Activists plan 'Twitter storm' demanding release of Jordanian cartoonist
The hashtag #Freedom4EmadHajjaj will be used in the pressure campaign, Tahgreed Rishaq, a Washington-based reporter for Jordan’s Al-Ghad newspaper wrote on Twitter.
It will begin at 13:00 EST, corresponding to 20:00 local time in Amman, and it will also appear on Facebook, where Emad Hajjaj originally posted his cartoon.
On Thursday, Amman’s general prosecutor charged the cartoonist with "carrying out acts and publishing material aimed at undermining relations with a friendly country", a judicial source said.
He was then referred to the state security court, who have kept Hajjaj in detention for 14 pending investigation. He faces five years if found guilty.
On Friday, Human Rights Watch lead calls on Jordan's authorities to release Hajjaj.
"Calling a satirical cartoon a terrorism offence only confirms that Jordan intends to muzzle citizens who speak freely," said Joe Stork, deputy Middle East director at the New York-based watchdog.

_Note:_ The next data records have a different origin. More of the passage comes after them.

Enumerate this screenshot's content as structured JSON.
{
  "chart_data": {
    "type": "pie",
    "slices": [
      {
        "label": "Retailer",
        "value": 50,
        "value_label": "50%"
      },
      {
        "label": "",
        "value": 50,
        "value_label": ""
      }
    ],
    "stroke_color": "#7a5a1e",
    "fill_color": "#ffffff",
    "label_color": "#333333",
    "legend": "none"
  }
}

"This arrest sends the message that Jordanian authorities would rather abuse the rights of their own citizens than risk offending a gulf leader's feelings," he added.
Read also: Jordanians launch solidarity campaign with Prince Ali and cartoonist Emad Hajjaj over UAE criticism
The apparently "offensive" cartoon published by Hajjaj to his Facebook page is entitled "Israel asks America not to sell F-35 planes to the Emirates", showing Abu Dhabi Crown Prince Mohammed in Zayed Al-Nahyan carring a dove blazoned with the Israeli flag.
The dove spits on the face of the powerful royal, known as MBZ. The spittle which lands on his cheek is covered with the formulation "Spit-35", written in Arabic.
The sale of the fighter jets to the UAE has dampened the exultant mood surrounding a Washington-brokered deal to normalise ties between the Jewish state and the Gulf country.
Jordan is one of two Arab countries to have a full peace treaty with Israel, and enjoys strong relations with other oil-rich Gulf nations.
Hajjaj's arrests has sparked a wave of condemnation from various rights groups, including from the Committee to Protect Journalists, with all demanding his unconditional release.
Hajjaj, 52, is a popular cartoonist in Jordan and across the Arab world.
His drawings, which have appeared in numerous domestic and pan-Arab publications, focus mainly on political, economic and social issues.